Spatial organization of chromatin in the cell nucleus
The layout of the genome within the nucleus is not random – specific regions of the genome have a tendency to be found in certain spaces. Specific regions of the chromatin are enriched at the nuclear membrane, while other regions are bound together by protein complexes.
The layout of this is not, however, well-characterized apart from the compaction of one of the two X-chromosomes in mammalian females into the Barr body.
This serves the role of permanently deactivating these genes, which prevents females from getting a ‘double dose’ relative to males. The extent to which the inactive X is actually compacted is a matter of some controversy.
The Bursts of transcription
Fluctuations between open and closed chromatin may contribute to discontinuity of transcription or transcriptional bursting. Other factors are probably involved, such as the association and dissociation of transcription factor complexes with chromatin.
The phenomenon, as opposed to simple probabilistic models of transcription, can account for the high variability in gene expression occurring between cells in isogenic populations.
The metaphase structure of chromatin differs vastly from that of interphase.
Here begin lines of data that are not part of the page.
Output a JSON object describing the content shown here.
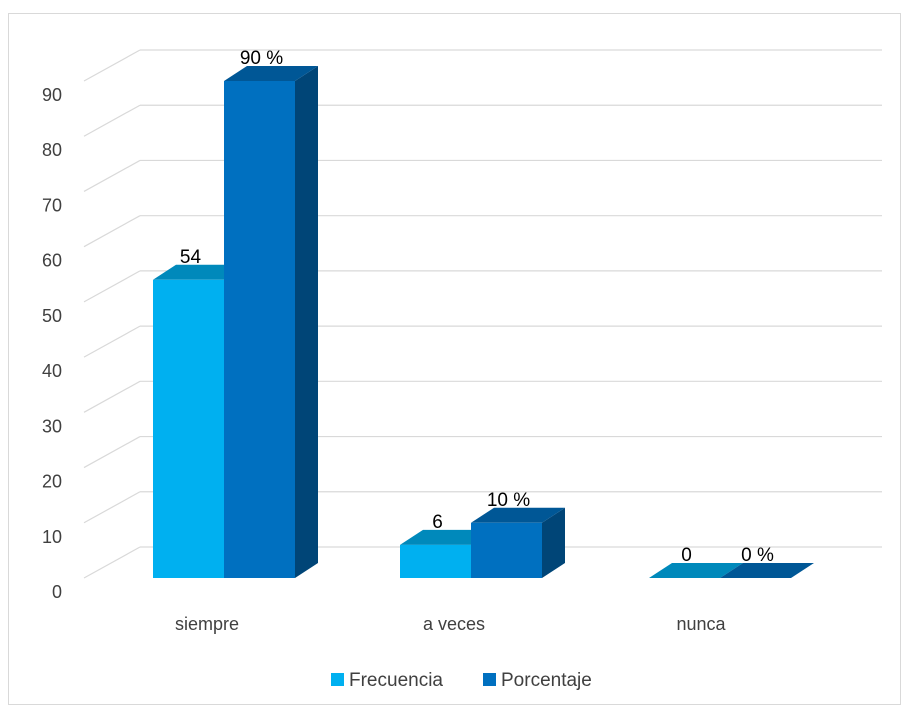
{
  "chart_data": {
    "type": "bar",
    "categories": [
      "siempre",
      "a veces",
      "nunca"
    ],
    "series": [
      {
        "name": "Frecuencia",
        "values": [
          54,
          6,
          0
        ],
        "labels": [
          "54",
          "6",
          "0"
        ],
        "color": "#00b0f0"
      },
      {
        "name": "Porcentaje",
        "values": [
          90,
          10,
          0
        ],
        "labels": [
          "90 %",
          "10 %",
          "0 %"
        ],
        "color": "#0070c0"
      }
    ],
    "ylim": [
      0,
      90
    ],
    "yticks": [
      0,
      10,
      20,
      30,
      40,
      50,
      60,
      70,
      80,
      90
    ],
    "grid": true,
    "legend_position": "bottom",
    "style": "3d-clustered-column"
  }
}
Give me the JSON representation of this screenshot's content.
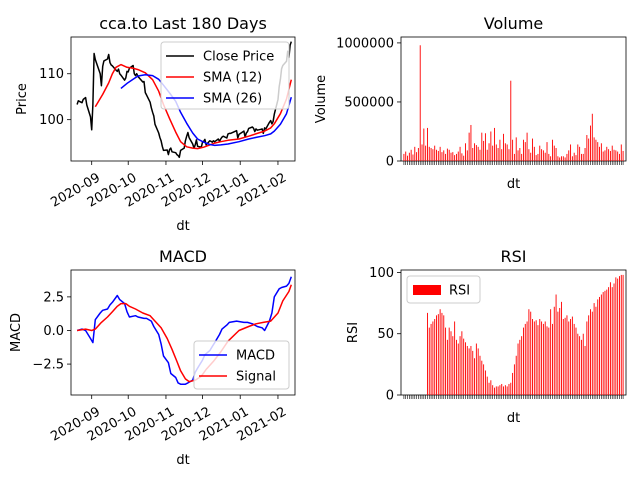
{
  "colors": {
    "close": "#000000",
    "sma12": "#ff0000",
    "sma26": "#0000ff",
    "macd": "#0000ff",
    "signal": "#ff0000",
    "bars": "#ff0000"
  },
  "chart_data": [
    {
      "type": "line",
      "title": "cca.to Last 180 Days",
      "xlabel": "dt",
      "ylabel": "Price",
      "xlim": [
        "2020-08-15",
        "2021-02-15"
      ],
      "ylim": [
        91,
        118
      ],
      "yticks": [
        100,
        110
      ],
      "xticks": [
        "2020-09",
        "2020-10",
        "2020-11",
        "2020-12",
        "2021-01",
        "2021-02"
      ],
      "legend": "top-right",
      "series": [
        {
          "name": "Close Price",
          "color": "#000000",
          "x": [
            "2020-08-20",
            "2020-08-21",
            "2020-08-24",
            "2020-08-25",
            "2020-08-26",
            "2020-08-27",
            "2020-08-28",
            "2020-08-31",
            "2020-09-01",
            "2020-09-02",
            "2020-09-03",
            "2020-09-04",
            "2020-09-08",
            "2020-09-09",
            "2020-09-10",
            "2020-09-11",
            "2020-09-14",
            "2020-09-15",
            "2020-09-16",
            "2020-09-17",
            "2020-09-18",
            "2020-09-21",
            "2020-09-22",
            "2020-09-23",
            "2020-09-24",
            "2020-09-25",
            "2020-09-28",
            "2020-09-29",
            "2020-09-30",
            "2020-10-01",
            "2020-10-02",
            "2020-10-05",
            "2020-10-06",
            "2020-10-07",
            "2020-10-08",
            "2020-10-09",
            "2020-10-13",
            "2020-10-14",
            "2020-10-15",
            "2020-10-16",
            "2020-10-19",
            "2020-10-20",
            "2020-10-21",
            "2020-10-22",
            "2020-10-23",
            "2020-10-26",
            "2020-10-27",
            "2020-10-28",
            "2020-10-29",
            "2020-10-30",
            "2020-11-02",
            "2020-11-03",
            "2020-11-04",
            "2020-11-05",
            "2020-11-06",
            "2020-11-09",
            "2020-11-10",
            "2020-11-11",
            "2020-11-12",
            "2020-11-13",
            "2020-11-16",
            "2020-11-17",
            "2020-11-18",
            "2020-11-19",
            "2020-11-20",
            "2020-11-23",
            "2020-11-24",
            "2020-11-25",
            "2020-11-26",
            "2020-11-27",
            "2020-11-30",
            "2020-12-01",
            "2020-12-02",
            "2020-12-03",
            "2020-12-04",
            "2020-12-07",
            "2020-12-08",
            "2020-12-09",
            "2020-12-10",
            "2020-12-11",
            "2020-12-14",
            "2020-12-15",
            "2020-12-16",
            "2020-12-17",
            "2020-12-18",
            "2020-12-21",
            "2020-12-22",
            "2020-12-23",
            "2020-12-24",
            "2020-12-29",
            "2020-12-30",
            "2020-12-31",
            "2021-01-04",
            "2021-01-05",
            "2021-01-06",
            "2021-01-07",
            "2021-01-08",
            "2021-01-11",
            "2021-01-12",
            "2021-01-13",
            "2021-01-14",
            "2021-01-15",
            "2021-01-18",
            "2021-01-19",
            "2021-01-20",
            "2021-01-21",
            "2021-01-22",
            "2021-01-25",
            "2021-01-26",
            "2021-01-27",
            "2021-01-28",
            "2021-01-29",
            "2021-02-01",
            "2021-02-02",
            "2021-02-03",
            "2021-02-04",
            "2021-02-05",
            "2021-02-08",
            "2021-02-09",
            "2021-02-10",
            "2021-02-11",
            "2021-02-12"
          ],
          "y": [
            103.3,
            104.1,
            103.7,
            104.4,
            104.6,
            104.8,
            103.2,
            100.6,
            97.8,
            103.4,
            114.4,
            113.1,
            110.0,
            107.4,
            111.6,
            112.8,
            113.2,
            114.2,
            112.4,
            111.9,
            111.7,
            110.8,
            110.5,
            111.0,
            110.0,
            109.7,
            108.6,
            109.1,
            110.5,
            110.4,
            111.2,
            111.8,
            110.0,
            109.6,
            110.0,
            109.4,
            108.2,
            108.3,
            105.9,
            105.4,
            103.8,
            102.6,
            101.6,
            100.8,
            99.0,
            97.1,
            96.1,
            95.4,
            94.2,
            93.3,
            93.4,
            92.4,
            93.5,
            93.8,
            93.0,
            92.8,
            92.4,
            92.2,
            91.8,
            93.3,
            93.8,
            95.4,
            96.4,
            97.2,
            96.1,
            94.7,
            93.8,
            94.5,
            95.6,
            94.2,
            94.0,
            95.1,
            95.3,
            95.7,
            94.5,
            95.4,
            95.3,
            95.1,
            95.4,
            95.2,
            95.8,
            95.3,
            95.8,
            96.2,
            96.4,
            96.0,
            96.9,
            97.0,
            97.0,
            97.6,
            96.0,
            96.8,
            97.5,
            96.2,
            97.1,
            97.4,
            98.1,
            98.4,
            98.1,
            97.4,
            98.0,
            97.7,
            97.9,
            98.0,
            97.0,
            98.2,
            98.0,
            99.4,
            99.8,
            99.1,
            99.6,
            101.2,
            104.4,
            107.2,
            108.8,
            111.1,
            111.8,
            112.7,
            114.9,
            113.5,
            116.2,
            117.0
          ]
        },
        {
          "name": "SMA (12)",
          "color": "#ff0000",
          "x": [
            "2020-09-04",
            "2020-09-10",
            "2020-09-15",
            "2020-09-18",
            "2020-09-21",
            "2020-09-25",
            "2020-09-30",
            "2020-10-05",
            "2020-10-09",
            "2020-10-15",
            "2020-10-21",
            "2020-10-26",
            "2020-10-30",
            "2020-11-04",
            "2020-11-09",
            "2020-11-13",
            "2020-11-18",
            "2020-11-23",
            "2020-11-27",
            "2020-12-02",
            "2020-12-07",
            "2020-12-11",
            "2020-12-16",
            "2020-12-22",
            "2020-12-31",
            "2021-01-08",
            "2021-01-15",
            "2021-01-21",
            "2021-01-26",
            "2021-01-29",
            "2021-02-03",
            "2021-02-08",
            "2021-02-12"
          ],
          "y": [
            102.8,
            105.5,
            108.0,
            110.0,
            111.4,
            112.0,
            111.4,
            111.2,
            110.9,
            110.2,
            108.7,
            106.2,
            103.3,
            100.2,
            97.3,
            95.2,
            94.1,
            93.8,
            93.7,
            94.0,
            94.5,
            94.9,
            95.2,
            95.5,
            95.8,
            96.4,
            97.0,
            97.5,
            98.2,
            99.1,
            101.3,
            104.5,
            108.7
          ]
        },
        {
          "name": "SMA (26)",
          "color": "#0000ff",
          "x": [
            "2020-09-25",
            "2020-09-30",
            "2020-10-05",
            "2020-10-09",
            "2020-10-15",
            "2020-10-21",
            "2020-10-26",
            "2020-10-30",
            "2020-11-04",
            "2020-11-09",
            "2020-11-13",
            "2020-11-18",
            "2020-11-23",
            "2020-11-27",
            "2020-12-02",
            "2020-12-07",
            "2020-12-11",
            "2020-12-16",
            "2020-12-22",
            "2020-12-31",
            "2021-01-08",
            "2021-01-15",
            "2021-01-21",
            "2021-01-26",
            "2021-01-29",
            "2021-02-03",
            "2021-02-08",
            "2021-02-12"
          ],
          "y": [
            106.8,
            107.9,
            108.8,
            109.5,
            109.8,
            109.6,
            108.8,
            107.5,
            105.8,
            104.0,
            101.6,
            99.2,
            97.1,
            95.8,
            95.1,
            94.6,
            94.4,
            94.5,
            94.7,
            95.2,
            95.8,
            96.2,
            96.5,
            96.9,
            97.5,
            99.0,
            101.3,
            104.9
          ]
        }
      ]
    },
    {
      "type": "bar",
      "title": "Volume",
      "xlabel": "dt",
      "ylabel": "Volume",
      "ylim": [
        0,
        1050000
      ],
      "yticks": [
        0,
        500000,
        1000000
      ],
      "values": [
        60000,
        80000,
        45000,
        70000,
        95000,
        55000,
        120000,
        75000,
        110000,
        980000,
        140000,
        275000,
        130000,
        280000,
        120000,
        110000,
        100000,
        130000,
        95000,
        85000,
        120000,
        75000,
        90000,
        60000,
        105000,
        95000,
        70000,
        75000,
        50000,
        60000,
        80000,
        120000,
        65000,
        45000,
        150000,
        90000,
        240000,
        305000,
        110000,
        150000,
        135000,
        120000,
        95000,
        240000,
        170000,
        235000,
        95000,
        150000,
        250000,
        130000,
        280000,
        140000,
        110000,
        180000,
        100000,
        230000,
        150000,
        140000,
        100000,
        680000,
        180000,
        60000,
        200000,
        90000,
        110000,
        60000,
        180000,
        160000,
        240000,
        100000,
        70000,
        190000,
        120000,
        50000,
        60000,
        130000,
        100000,
        90000,
        70000,
        160000,
        60000,
        40000,
        180000,
        130000,
        110000,
        40000,
        30000,
        40000,
        40000,
        30000,
        60000,
        90000,
        140000,
        40000,
        70000,
        50000,
        140000,
        120000,
        60000,
        60000,
        110000,
        220000,
        190000,
        300000,
        400000,
        200000,
        180000,
        160000,
        120000,
        150000,
        80000,
        90000,
        120000,
        100000,
        85000,
        130000,
        95000,
        90000,
        80000,
        60000,
        140000,
        85000
      ]
    },
    {
      "type": "line",
      "title": "MACD",
      "xlabel": "dt",
      "ylabel": "MACD",
      "xlim": [
        "2020-08-15",
        "2021-02-15"
      ],
      "ylim": [
        -4.8,
        4.5
      ],
      "yticks": [
        -2.5,
        0.0,
        2.5
      ],
      "xticks": [
        "2020-09",
        "2020-10",
        "2020-11",
        "2020-12",
        "2021-01",
        "2021-02"
      ],
      "legend": "bottom-right",
      "series": [
        {
          "name": "MACD",
          "color": "#0000ff",
          "x": [
            "2020-08-20",
            "2020-08-24",
            "2020-08-27",
            "2020-08-31",
            "2020-09-02",
            "2020-09-04",
            "2020-09-08",
            "2020-09-10",
            "2020-09-14",
            "2020-09-16",
            "2020-09-18",
            "2020-09-22",
            "2020-09-24",
            "2020-09-28",
            "2020-09-30",
            "2020-10-02",
            "2020-10-07",
            "2020-10-09",
            "2020-10-14",
            "2020-10-16",
            "2020-10-20",
            "2020-10-22",
            "2020-10-26",
            "2020-10-28",
            "2020-10-30",
            "2020-11-03",
            "2020-11-05",
            "2020-11-09",
            "2020-11-11",
            "2020-11-13",
            "2020-11-17",
            "2020-11-19",
            "2020-11-23",
            "2020-11-25",
            "2020-11-27",
            "2020-12-01",
            "2020-12-03",
            "2020-12-07",
            "2020-12-09",
            "2020-12-11",
            "2020-12-15",
            "2020-12-17",
            "2020-12-21",
            "2020-12-23",
            "2020-12-29",
            "2021-01-04",
            "2021-01-07",
            "2021-01-11",
            "2021-01-13",
            "2021-01-15",
            "2021-01-19",
            "2021-01-21",
            "2021-01-25",
            "2021-01-27",
            "2021-01-29",
            "2021-02-02",
            "2021-02-04",
            "2021-02-08",
            "2021-02-10",
            "2021-02-12"
          ],
          "y": [
            0.0,
            0.1,
            0.0,
            -0.6,
            -0.9,
            0.8,
            1.3,
            1.5,
            1.6,
            1.9,
            2.1,
            2.6,
            2.3,
            2.0,
            1.4,
            1.0,
            1.1,
            1.0,
            0.9,
            0.9,
            0.7,
            0.3,
            -0.3,
            -1.0,
            -1.9,
            -2.4,
            -3.2,
            -3.5,
            -3.9,
            -4.0,
            -4.0,
            -3.9,
            -3.7,
            -3.1,
            -2.8,
            -2.2,
            -1.8,
            -1.5,
            -1.2,
            -0.9,
            -0.3,
            0.1,
            0.4,
            0.6,
            0.7,
            0.6,
            0.6,
            0.5,
            0.4,
            0.3,
            0.2,
            0.0,
            0.7,
            1.3,
            2.5,
            3.1,
            3.2,
            3.3,
            3.5,
            4.0
          ]
        },
        {
          "name": "Signal",
          "color": "#ff0000",
          "x": [
            "2020-08-20",
            "2020-08-27",
            "2020-09-01",
            "2020-09-04",
            "2020-09-09",
            "2020-09-14",
            "2020-09-18",
            "2020-09-22",
            "2020-09-25",
            "2020-09-29",
            "2020-10-02",
            "2020-10-07",
            "2020-10-13",
            "2020-10-19",
            "2020-10-23",
            "2020-10-28",
            "2020-11-02",
            "2020-11-06",
            "2020-11-10",
            "2020-11-13",
            "2020-11-17",
            "2020-11-20",
            "2020-11-25",
            "2020-11-30",
            "2020-12-04",
            "2020-12-10",
            "2020-12-16",
            "2020-12-22",
            "2020-12-31",
            "2021-01-08",
            "2021-01-14",
            "2021-01-20",
            "2021-01-26",
            "2021-02-01",
            "2021-02-05",
            "2021-02-10",
            "2021-02-12"
          ],
          "y": [
            0.0,
            0.1,
            0.0,
            0.1,
            0.6,
            1.0,
            1.4,
            1.8,
            2.0,
            2.0,
            1.8,
            1.6,
            1.3,
            1.1,
            0.7,
            0.2,
            -0.6,
            -1.4,
            -2.3,
            -3.0,
            -3.6,
            -3.8,
            -3.7,
            -3.4,
            -2.9,
            -2.3,
            -1.6,
            -0.8,
            0.0,
            0.3,
            0.5,
            0.6,
            0.7,
            1.3,
            2.2,
            2.9,
            3.4
          ]
        }
      ]
    },
    {
      "type": "bar",
      "title": "RSI",
      "xlabel": "dt",
      "ylabel": "RSI",
      "ylim": [
        0,
        102
      ],
      "yticks": [
        0,
        50,
        100
      ],
      "legend": "top-left",
      "series": [
        {
          "name": "RSI",
          "color": "#ff0000"
        }
      ],
      "values": [
        0,
        0,
        0,
        0,
        0,
        0,
        0,
        0,
        0,
        0,
        0,
        0,
        0,
        67,
        55,
        58,
        60,
        62,
        65,
        66,
        70,
        67,
        65,
        55,
        45,
        55,
        52,
        48,
        60,
        45,
        42,
        48,
        52,
        46,
        43,
        40,
        38,
        40,
        36,
        30,
        42,
        38,
        32,
        28,
        25,
        20,
        15,
        10,
        12,
        8,
        6,
        7,
        7,
        8,
        9,
        7,
        8,
        7,
        9,
        10,
        18,
        25,
        32,
        42,
        45,
        48,
        55,
        58,
        60,
        70,
        68,
        62,
        60,
        61,
        57,
        62,
        60,
        58,
        60,
        56,
        55,
        70,
        58,
        72,
        82,
        68,
        71,
        76,
        62,
        63,
        65,
        60,
        62,
        64,
        58,
        55,
        50,
        48,
        45,
        50,
        40,
        60,
        65,
        70,
        68,
        75,
        72,
        78,
        80,
        82,
        84,
        85,
        86,
        88,
        92,
        88,
        91,
        96,
        95,
        97,
        98,
        98
      ]
    }
  ]
}
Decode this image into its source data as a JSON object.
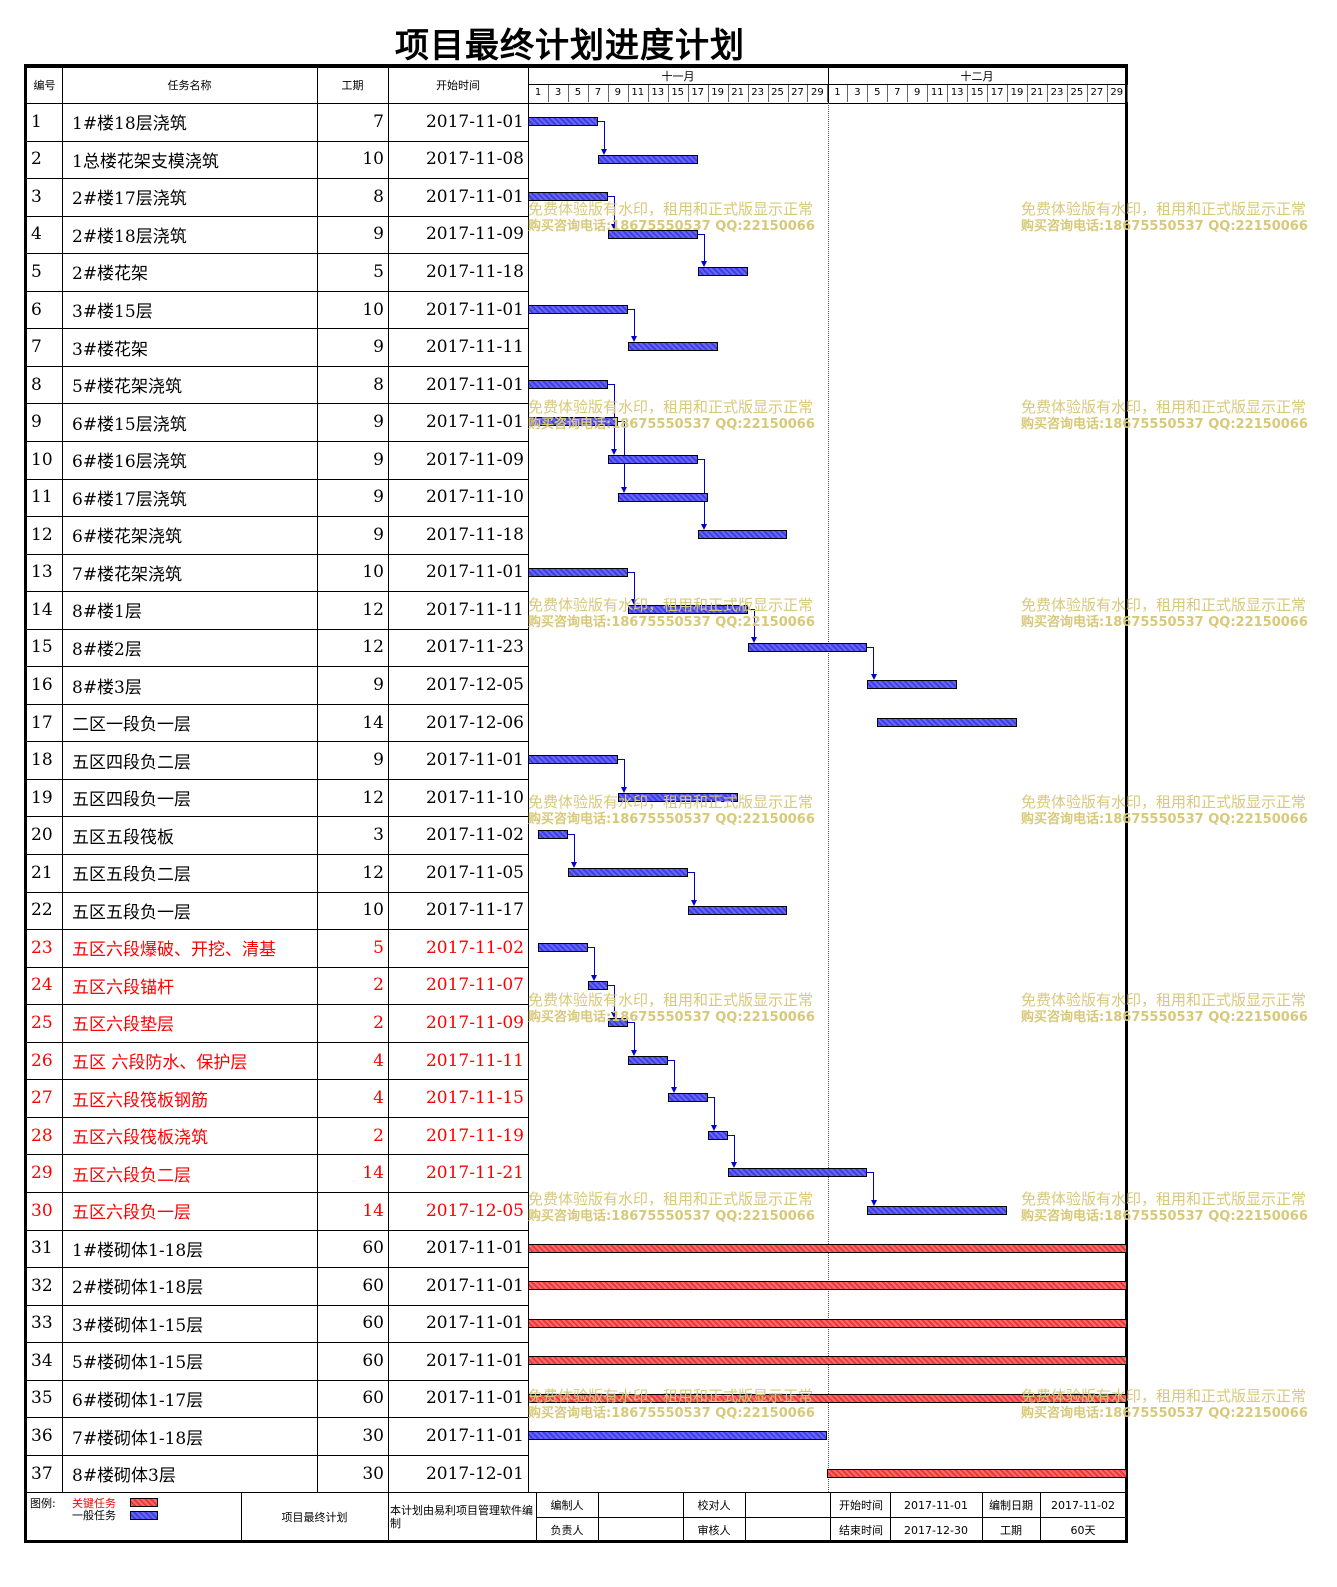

It is optimized for physical strength and manageability, forming the classic chromosome structure seen in karyotypes.
The structure of the condensed chromosome is thought to be loops of 30 nm fibre to a central scaffold of proteins. It is, however, not well characterized.
The physical strength of chromatin is vital for this stage of the division to prevent shear damage to the DNA as the daughter chromosomes are separated. To maximize strength the composition of the chromatin changes as it approaches the centromere, primarily through alternative histone H1 analogs.
It should also be noted that, during mitosis, while most of the chromatin is tightly compacted, there are small regions that are not as tightly compacted. These regions often correspond to promoter regions of genes that were active in that cell type prior to entry into cro-mitosis.
The lack of compaction of these regions is called bookmarking, which is an epigenetic mechanism believed to be important for transmitting to daughter cells the “memory” of which genes were active prior to entry into mitosis. This bookmarking mechanism is needed to help transmit this memory because transcription ceases during mitosis.